Anyway, that is the “other side of the story”. The truth is probably somewhere in between.
Among the participants of that match from the Hungarian side was legendary Deszo Dyarmati. In the 70s he became Head coach of the successful Hungarian team. We became good friends but never spoke about the distant 1956 events.
Most of that match participants passed away. The Union of the Soviet Socialist Republics seized to exist. The communist ideology, inspired by the Karl Marx and Friedrich Engels’ teachings, does not dominate in the “Eastern Block” societies anymore. But the Hungarian water polo school remains one of the best in the world.
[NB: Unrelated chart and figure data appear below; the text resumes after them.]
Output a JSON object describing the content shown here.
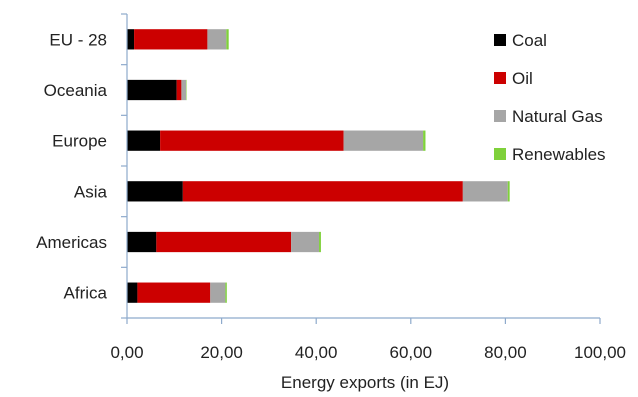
{
  "chart_data": {
    "type": "bar",
    "orientation": "horizontal",
    "stacked": true,
    "categories": [
      "EU - 28",
      "Oceania",
      "Europe",
      "Asia",
      "Americas",
      "Africa"
    ],
    "series": [
      {
        "name": "Coal",
        "color": "#000000",
        "values": [
          1.5,
          10.5,
          7.0,
          11.8,
          6.2,
          2.2
        ]
      },
      {
        "name": "Oil",
        "color": "#cc0000",
        "values": [
          15.5,
          1.0,
          38.8,
          59.2,
          28.5,
          15.4
        ]
      },
      {
        "name": "Natural Gas",
        "color": "#a6a6a6",
        "values": [
          4.0,
          1.0,
          16.8,
          9.5,
          5.9,
          3.2
        ]
      },
      {
        "name": "Renewables",
        "color": "#7fd13b",
        "values": [
          0.5,
          0.1,
          0.5,
          0.4,
          0.4,
          0.3
        ]
      }
    ],
    "xlabel": "Energy exports (in EJ)",
    "xlim": [
      0,
      100
    ],
    "xticks": [
      "0,00",
      "20,00",
      "40,00",
      "60,00",
      "80,00",
      "100,00"
    ],
    "grid": false,
    "legend_position": "right"
  }
}
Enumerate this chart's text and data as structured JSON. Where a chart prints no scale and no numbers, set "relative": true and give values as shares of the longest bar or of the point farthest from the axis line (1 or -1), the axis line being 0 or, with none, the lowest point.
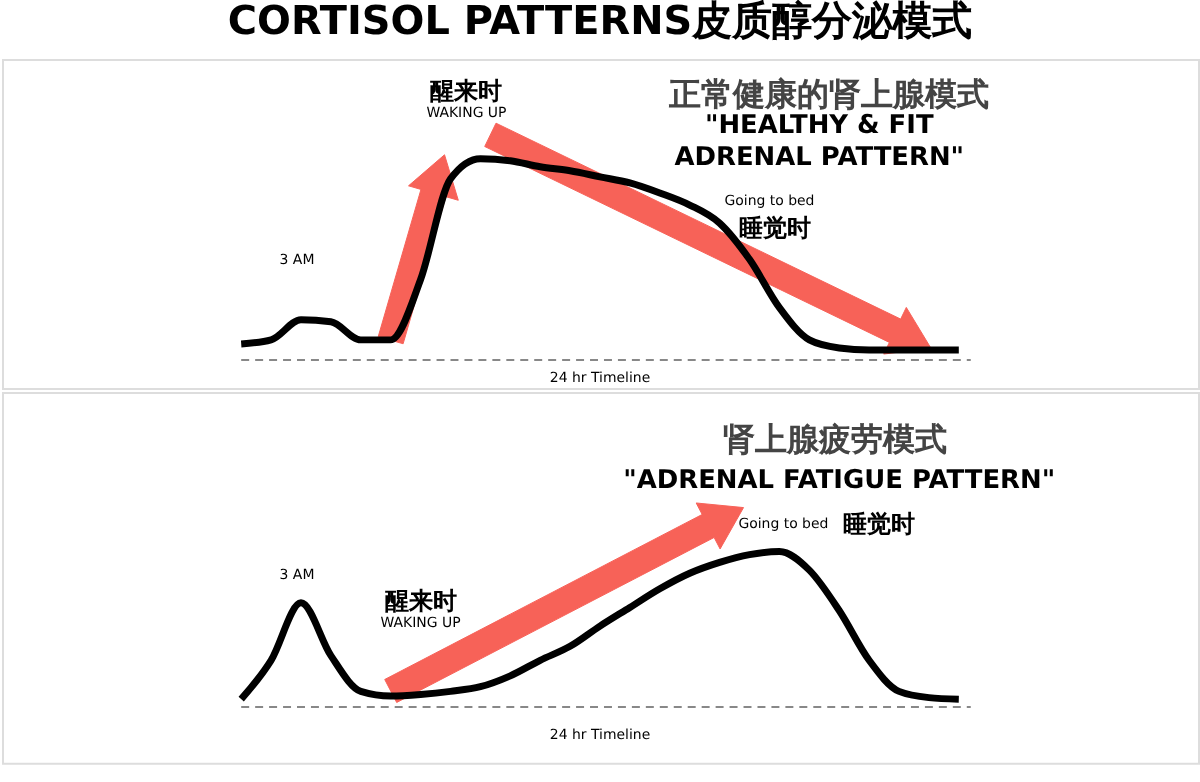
{
  "chart_data": [
    {
      "type": "line",
      "title": "CORTISOL PATTERNS皮质醇分泌模式",
      "subtitle": "正常健康的肾上腺模式",
      "xlabel": "24 hr Timeline",
      "relative": true,
      "marker": "none",
      "line_style": "solid",
      "categories": [
        null,
        null,
        null,
        null,
        null,
        null,
        null,
        null,
        null,
        null,
        null,
        null,
        null,
        null,
        null,
        null,
        null,
        null,
        null,
        null,
        null,
        null,
        null,
        null,
        null
      ],
      "series": [
        {
          "color": "#000000",
          "values": [
            0.08,
            0.1,
            0.2,
            0.19,
            0.1,
            0.1,
            0.4,
            0.9,
            1.0,
            0.99,
            0.96,
            0.94,
            0.91,
            0.88,
            0.83,
            0.77,
            0.68,
            0.5,
            0.26,
            0.1,
            0.06,
            0.05,
            0.05,
            0.05,
            0.05
          ]
        }
      ],
      "annotations": [
        "\"HEALTHY & FIT ADRENAL PATTERN\"",
        "3 AM",
        "醒来时",
        "WAKING UP",
        "Going to bed",
        "睡觉时"
      ]
    },
    {
      "type": "line",
      "subtitle": "肾上腺疲劳模式",
      "xlabel": "24 hr Timeline",
      "relative": true,
      "marker": "none",
      "line_style": "solid",
      "categories": [
        null,
        null,
        null,
        null,
        null,
        null,
        null,
        null,
        null,
        null,
        null,
        null,
        null,
        null,
        null,
        null,
        null,
        null,
        null,
        null,
        null,
        null,
        null,
        null,
        null
      ],
      "series": [
        {
          "color": "#000000",
          "values": [
            0.05,
            0.3,
            0.67,
            0.33,
            0.1,
            0.07,
            0.08,
            0.1,
            0.13,
            0.2,
            0.3,
            0.39,
            0.52,
            0.64,
            0.76,
            0.86,
            0.93,
            0.98,
            1.0,
            0.88,
            0.62,
            0.3,
            0.1,
            0.06,
            0.05
          ]
        }
      ],
      "annotations": [
        "\"ADRENAL FATIGUE PATTERN\"",
        "3 AM",
        "醒来时",
        "WAKING UP",
        "Going to bed",
        "睡觉时"
      ]
    }
  ]
}
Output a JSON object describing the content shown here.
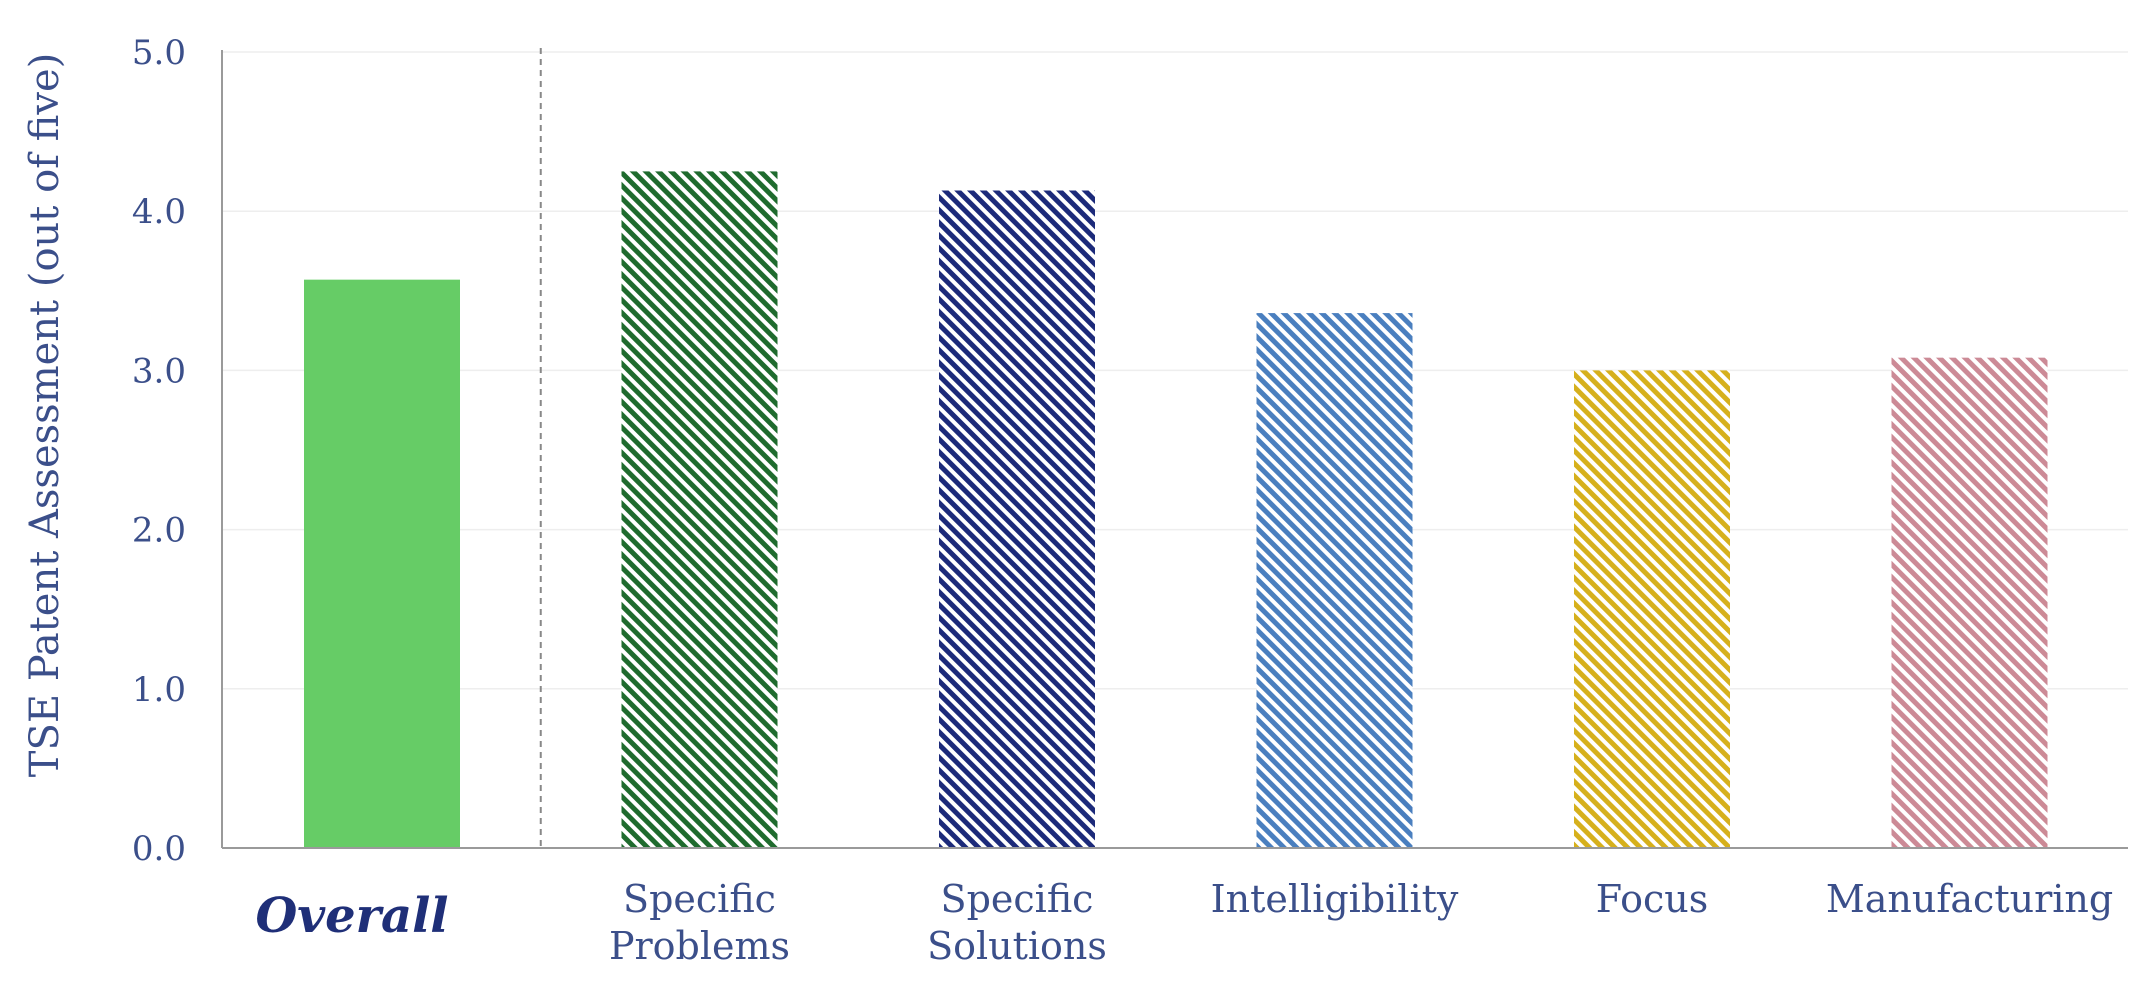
{
  "chart_data": {
    "type": "bar",
    "title": "",
    "xlabel": "",
    "ylabel": "TSE Patent Assessment (out of five)",
    "ylim": [
      0,
      5
    ],
    "yticks": [
      0,
      1,
      2,
      3,
      4,
      5
    ],
    "ytick_labels": [
      "0.0",
      "1.0",
      "2.0",
      "3.0",
      "4.0",
      "5.0"
    ],
    "grid": true,
    "legend": "none",
    "categories": [
      [
        "Overall"
      ],
      [
        "Specific",
        "Problems"
      ],
      [
        "Specific",
        "Solutions"
      ],
      [
        "Intelligibility"
      ],
      [
        "Focus"
      ],
      [
        "Manufacturing"
      ]
    ],
    "values": [
      3.57,
      4.25,
      4.13,
      3.36,
      3.0,
      3.08
    ],
    "colors": [
      "#66cc66",
      "#1f6b2e",
      "#1c2a7a",
      "#4a7fbf",
      "#d6b01c",
      "#cc8a96"
    ],
    "hatched": [
      false,
      true,
      true,
      true,
      true,
      true
    ],
    "emphasized_category": 0,
    "separator_after_category": 0
  }
}
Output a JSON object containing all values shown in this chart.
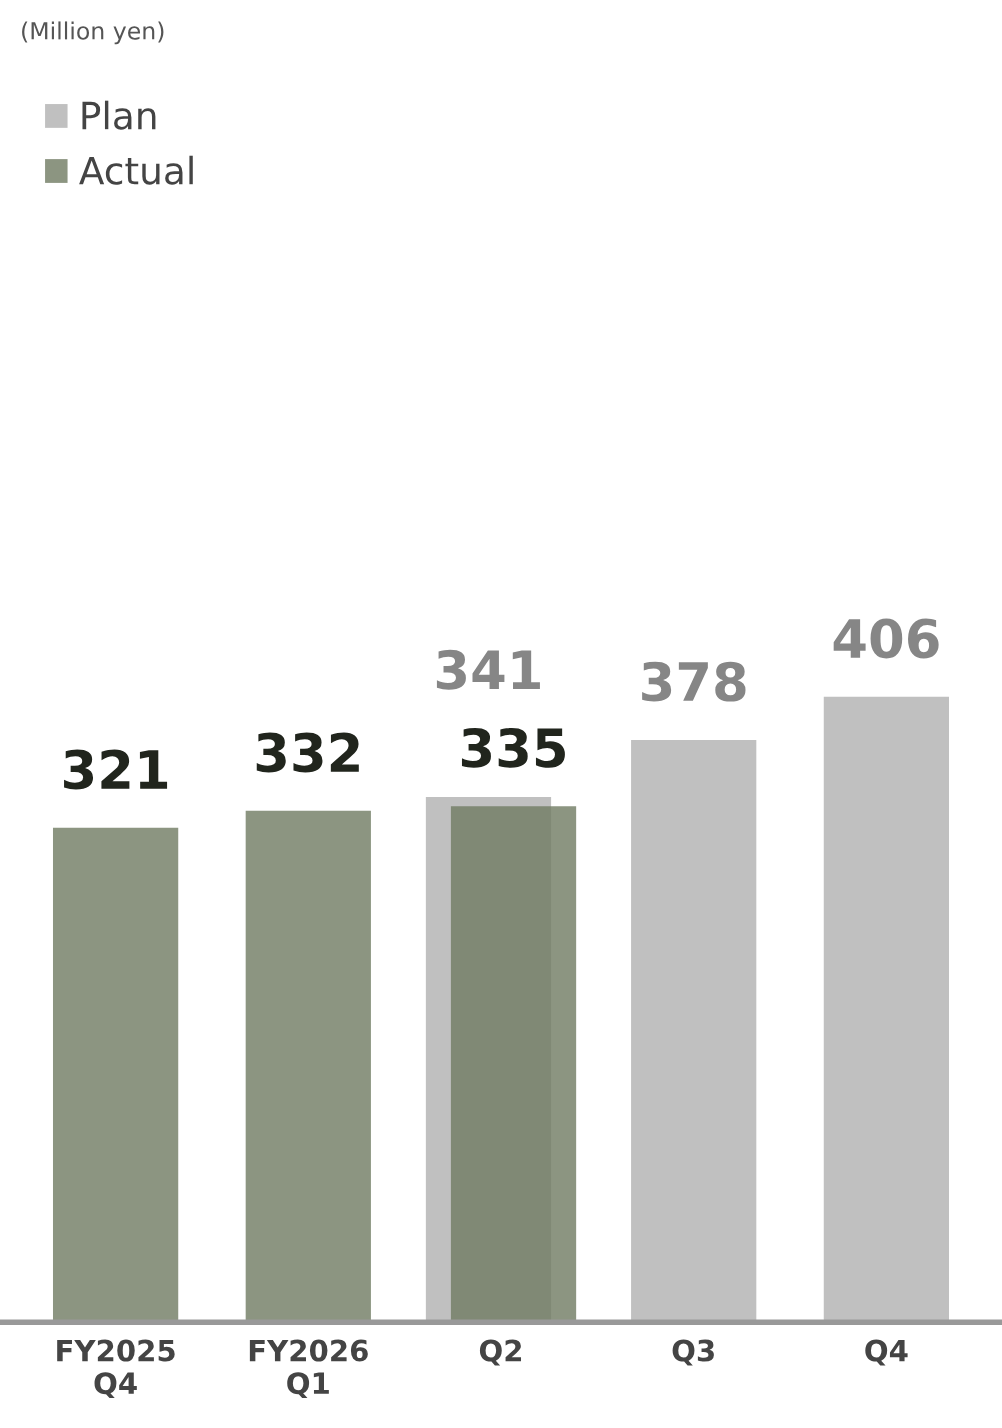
{
  "chart_data": {
    "type": "bar",
    "categories": [
      "FY2025\nQ4",
      "FY2026\nQ1",
      "Q2",
      "Q3",
      "Q4"
    ],
    "series": [
      {
        "name": "Plan",
        "color": "#c0c0c0",
        "values": [
          null,
          null,
          341,
          378,
          406
        ]
      },
      {
        "name": "Actual",
        "color": "#6f7b62",
        "values": [
          321,
          332,
          335,
          null,
          null
        ]
      }
    ],
    "data_labels": true,
    "legend": "top left",
    "grid": false,
    "annotations": [
      "(Million yen)"
    ]
  }
}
Unfortunately, the disintegration of the Soviet Union and ensued social upheaval negatively affected the sport’s development in this part of the world. I am extremely sorry that one of the world’s greatest schools in men’s water polo is in decline at present.
The Soviet water polo school evolved from the pre-World War Two period. In the 50s they were learning a lot from the Hungarians. From that time until mid-80s annual “friendly” matches were held twice a year – once in Hungary and once in the USSR. I remember that at the beginning of my tenure in the National team those events were great learning tests. Despite fierce rivalry in swimming pools at the European, world and Olympic tournaments, we became good friends with many Hungarian players. Among them were legendary Istvan Szivos, Istvan Gorgenyi, Endre Molnar, Tomas Farago, Gyorgy Gerendas, Gyorgy Horkay and many others. There were the times when Hungary beat us. On other occasions the USSR came on top. But these are different stories.
PS: I apologize for possible misspelling of the names.